For years people have been dreaming about, and discussing, the polyphonic theremin. FORGET IT! Just look at the difficulty we have playing the single-voice instrument. Can you imagine attempting to control volume and THREE voices? You would have to be the multi-armed Hindu god Shiva to do it with anything coming even close to precision.
If you want a polyphonic theremin you can plug your Etherwave into a harmonizer or pitch shifter of some sort, but what you will end up with will be more of a polyphonic effect than a workable, practical, musical instrument.
A number of years ago, an inventor came up with a two-voice theremin which I personally experimented with. It was basically a conventional theremin with an added third dimension.
In order to get around the problem of interference between THREE independent electromagnetic fields (one for volume control and two for pitch), the inventor came up with the ingenious idea of using echo location of lateral pitch arm movement for the second voice. Voice one was controlled conventionally toward and away from the rod, but the second voice was controlled by right/left movement of the same arm (volume was controlled via the loop, as it is with conventional theremins).
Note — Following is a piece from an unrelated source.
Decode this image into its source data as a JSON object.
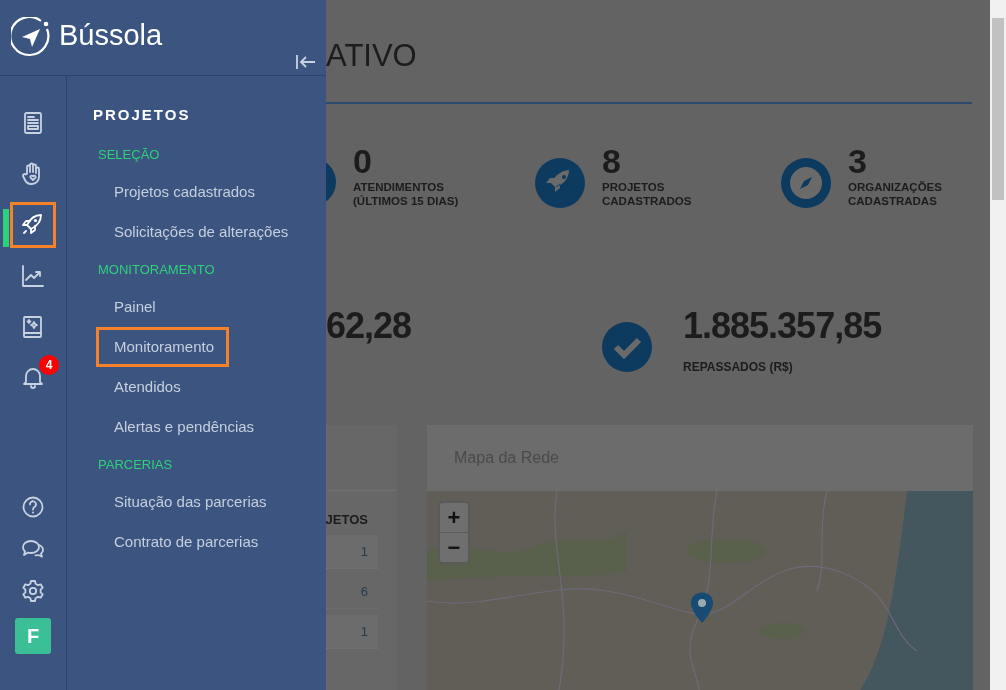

On second thought........if I remember correctly.......it was in fact the VOLUME ARM that controlled the second voice (by lateral echo location) as well as volume (by proximity to the loop). It must have been that because lateral arm movement of the pitch arm would have interfered with distance from the rod, which would have made the two voices impossible to control simultaneously.
It was a great idea and fun to experiment with but it wasn't feasible. Charles Richard Lester, who tried out the same prototype instrument, came to the same conclusion as I did.
As Thomas Edison said, "I have not failed. I've just found 10,000 ways that don't work".